I hope this is not too lazy of a question :-)


Solution

  • The main parameters affecting FastText model size are:

    • vector_size (dimensionality) - the size of the model is overwhelmingly a series of vectors (both whole-word and n-gram) of this length. Thus, reducing vector_size has a direct, large effect on total model size.
    • min_count and/or max_final_vocab - by affecting how many whole words are considered 'known' (in-vocabulary) for the model, these directly influence how many bulk vectors are in the model. Especially if you have large enough training data that model size is an issue – & are using FastText – you should be considering higher values than the default min_count=5. Very-rare words with just a handful of usage examples typically don't learn good generalizable representations in word2vec-like models. (Good vectors come from many subtly-contrasting usage examples.) But because by Zipfian distributions, there are typically a lot of such words in natural language data, they do wind up taking a lot of the training time, & tug against other words' training, & push more-frequent words out of each-other's context windows. Hence this is a case where, counter to many peoples' intuition, throwing away some data (the rarest words) can often improve the final model.
    • bucket – which specifies exactly how may n-gram vectors will be learned by the model, because they all share a collision-oblivious hashmap. That is, no matter how many unique n-grams there really are in the training data, they'll all be forced into exactly this many vectors. (Essentially, rarer n-grams will often collide with more-frequent ones, and be just background noise.)
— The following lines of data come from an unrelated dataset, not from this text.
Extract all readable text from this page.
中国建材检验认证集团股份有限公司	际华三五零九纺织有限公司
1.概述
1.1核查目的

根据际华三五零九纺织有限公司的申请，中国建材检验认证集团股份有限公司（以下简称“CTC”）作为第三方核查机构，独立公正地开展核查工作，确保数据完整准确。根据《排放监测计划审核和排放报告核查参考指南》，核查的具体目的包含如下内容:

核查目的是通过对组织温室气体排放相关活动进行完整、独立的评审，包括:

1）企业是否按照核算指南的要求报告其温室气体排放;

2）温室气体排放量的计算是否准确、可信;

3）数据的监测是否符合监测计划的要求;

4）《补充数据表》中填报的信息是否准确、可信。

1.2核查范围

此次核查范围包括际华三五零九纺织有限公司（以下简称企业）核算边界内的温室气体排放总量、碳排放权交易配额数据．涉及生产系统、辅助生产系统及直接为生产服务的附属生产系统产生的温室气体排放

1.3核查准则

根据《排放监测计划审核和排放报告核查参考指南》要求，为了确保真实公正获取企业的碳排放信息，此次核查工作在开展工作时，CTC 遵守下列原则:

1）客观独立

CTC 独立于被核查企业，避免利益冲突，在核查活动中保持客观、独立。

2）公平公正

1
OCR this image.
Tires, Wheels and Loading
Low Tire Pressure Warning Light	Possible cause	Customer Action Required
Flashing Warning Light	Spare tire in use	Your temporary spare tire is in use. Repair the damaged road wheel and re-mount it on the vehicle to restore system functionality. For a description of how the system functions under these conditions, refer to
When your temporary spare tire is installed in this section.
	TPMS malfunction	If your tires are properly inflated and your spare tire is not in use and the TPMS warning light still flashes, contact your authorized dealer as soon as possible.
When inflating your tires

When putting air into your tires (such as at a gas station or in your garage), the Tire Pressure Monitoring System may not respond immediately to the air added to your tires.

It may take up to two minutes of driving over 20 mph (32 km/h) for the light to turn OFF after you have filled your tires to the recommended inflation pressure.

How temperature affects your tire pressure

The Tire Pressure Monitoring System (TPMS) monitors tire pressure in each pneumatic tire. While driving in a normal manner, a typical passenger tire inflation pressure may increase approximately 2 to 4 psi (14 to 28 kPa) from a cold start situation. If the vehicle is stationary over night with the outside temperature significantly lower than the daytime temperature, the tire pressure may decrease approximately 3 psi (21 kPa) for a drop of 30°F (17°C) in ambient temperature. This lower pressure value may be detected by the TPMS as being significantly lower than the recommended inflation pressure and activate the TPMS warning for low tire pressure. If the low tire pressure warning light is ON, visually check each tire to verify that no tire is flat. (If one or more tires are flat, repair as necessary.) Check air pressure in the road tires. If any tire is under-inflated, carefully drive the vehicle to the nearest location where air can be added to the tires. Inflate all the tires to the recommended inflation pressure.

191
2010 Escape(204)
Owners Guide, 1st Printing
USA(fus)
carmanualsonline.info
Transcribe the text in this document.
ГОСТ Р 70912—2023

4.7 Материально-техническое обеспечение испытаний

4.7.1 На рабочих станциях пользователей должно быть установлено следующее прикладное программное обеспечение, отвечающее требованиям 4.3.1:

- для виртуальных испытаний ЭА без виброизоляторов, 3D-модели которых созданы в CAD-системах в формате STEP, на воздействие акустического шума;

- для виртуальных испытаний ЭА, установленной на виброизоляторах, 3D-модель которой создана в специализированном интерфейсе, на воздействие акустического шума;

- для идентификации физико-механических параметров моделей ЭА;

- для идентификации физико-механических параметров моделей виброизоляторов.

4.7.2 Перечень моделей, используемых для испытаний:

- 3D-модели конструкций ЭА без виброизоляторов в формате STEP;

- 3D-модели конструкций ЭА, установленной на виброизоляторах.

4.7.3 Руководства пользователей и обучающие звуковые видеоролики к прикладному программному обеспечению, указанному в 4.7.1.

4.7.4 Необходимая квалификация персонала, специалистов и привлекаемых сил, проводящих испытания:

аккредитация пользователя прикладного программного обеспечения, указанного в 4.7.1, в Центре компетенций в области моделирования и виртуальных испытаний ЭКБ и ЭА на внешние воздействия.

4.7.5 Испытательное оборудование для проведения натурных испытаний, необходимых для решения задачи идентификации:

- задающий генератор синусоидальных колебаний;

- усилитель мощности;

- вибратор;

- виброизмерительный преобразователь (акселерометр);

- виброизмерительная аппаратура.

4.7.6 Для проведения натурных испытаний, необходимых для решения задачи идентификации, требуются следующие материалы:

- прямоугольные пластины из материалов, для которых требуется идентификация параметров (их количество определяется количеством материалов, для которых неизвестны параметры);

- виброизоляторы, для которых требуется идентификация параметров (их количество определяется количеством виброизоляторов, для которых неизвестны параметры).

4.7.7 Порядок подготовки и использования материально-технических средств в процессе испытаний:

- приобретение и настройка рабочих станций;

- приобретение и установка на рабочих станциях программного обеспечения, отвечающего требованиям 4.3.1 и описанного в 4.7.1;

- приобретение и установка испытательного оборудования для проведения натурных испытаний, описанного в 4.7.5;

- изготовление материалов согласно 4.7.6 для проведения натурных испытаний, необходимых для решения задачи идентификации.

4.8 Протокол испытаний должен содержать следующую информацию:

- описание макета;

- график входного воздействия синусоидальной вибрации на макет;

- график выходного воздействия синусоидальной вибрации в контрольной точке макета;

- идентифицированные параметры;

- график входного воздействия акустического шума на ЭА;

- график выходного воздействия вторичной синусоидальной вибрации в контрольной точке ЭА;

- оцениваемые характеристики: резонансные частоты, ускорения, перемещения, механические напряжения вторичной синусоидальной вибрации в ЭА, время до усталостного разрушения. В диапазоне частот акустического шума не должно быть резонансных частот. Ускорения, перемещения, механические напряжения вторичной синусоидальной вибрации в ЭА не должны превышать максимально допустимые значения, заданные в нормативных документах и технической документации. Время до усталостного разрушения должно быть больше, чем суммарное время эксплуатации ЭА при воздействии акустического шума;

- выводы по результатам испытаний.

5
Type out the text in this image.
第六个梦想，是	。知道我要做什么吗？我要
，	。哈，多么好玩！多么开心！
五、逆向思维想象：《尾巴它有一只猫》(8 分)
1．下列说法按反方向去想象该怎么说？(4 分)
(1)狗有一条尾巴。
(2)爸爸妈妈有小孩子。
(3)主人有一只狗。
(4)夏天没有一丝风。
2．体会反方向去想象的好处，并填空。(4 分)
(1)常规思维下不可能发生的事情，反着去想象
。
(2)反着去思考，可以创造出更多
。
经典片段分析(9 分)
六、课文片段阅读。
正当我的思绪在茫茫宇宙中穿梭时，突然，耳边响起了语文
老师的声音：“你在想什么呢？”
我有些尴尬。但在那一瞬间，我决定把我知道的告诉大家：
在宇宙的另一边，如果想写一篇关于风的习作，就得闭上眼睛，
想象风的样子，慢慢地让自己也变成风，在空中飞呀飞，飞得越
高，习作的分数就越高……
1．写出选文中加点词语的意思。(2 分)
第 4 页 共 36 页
    Notably, because of the collisions tolerated by the bucket-sized hashmap, the parameters min_n & max_n actually don't affect the model size at all. Whether they allow for lots of n-grams of many sizes, or much fewer of a single/smaller range of sizes, they'll be shoehorned into the same number of buckets. (If more n-grams are used, a larger bucket value may help reduce collisions, and with more n-grams, training time will be longer. But the model will only grow with a larger bucket, not different min_n & max_n values.)

    You can get a sense of a model's RAM size by using .save() to save it to disk - the size of the multiple related files created (without compression) will roughly be of a similar magnitude as the RAM needed by the model. So, you can improve your intuition for how varying parameters changes the model size, by running varied-parameter experiments with smaller models, and watching their different .save()-sizes. (Note that you don't actually have to .train() these models - they'll take up their full allocated size once the .build_vocab() step has completed.)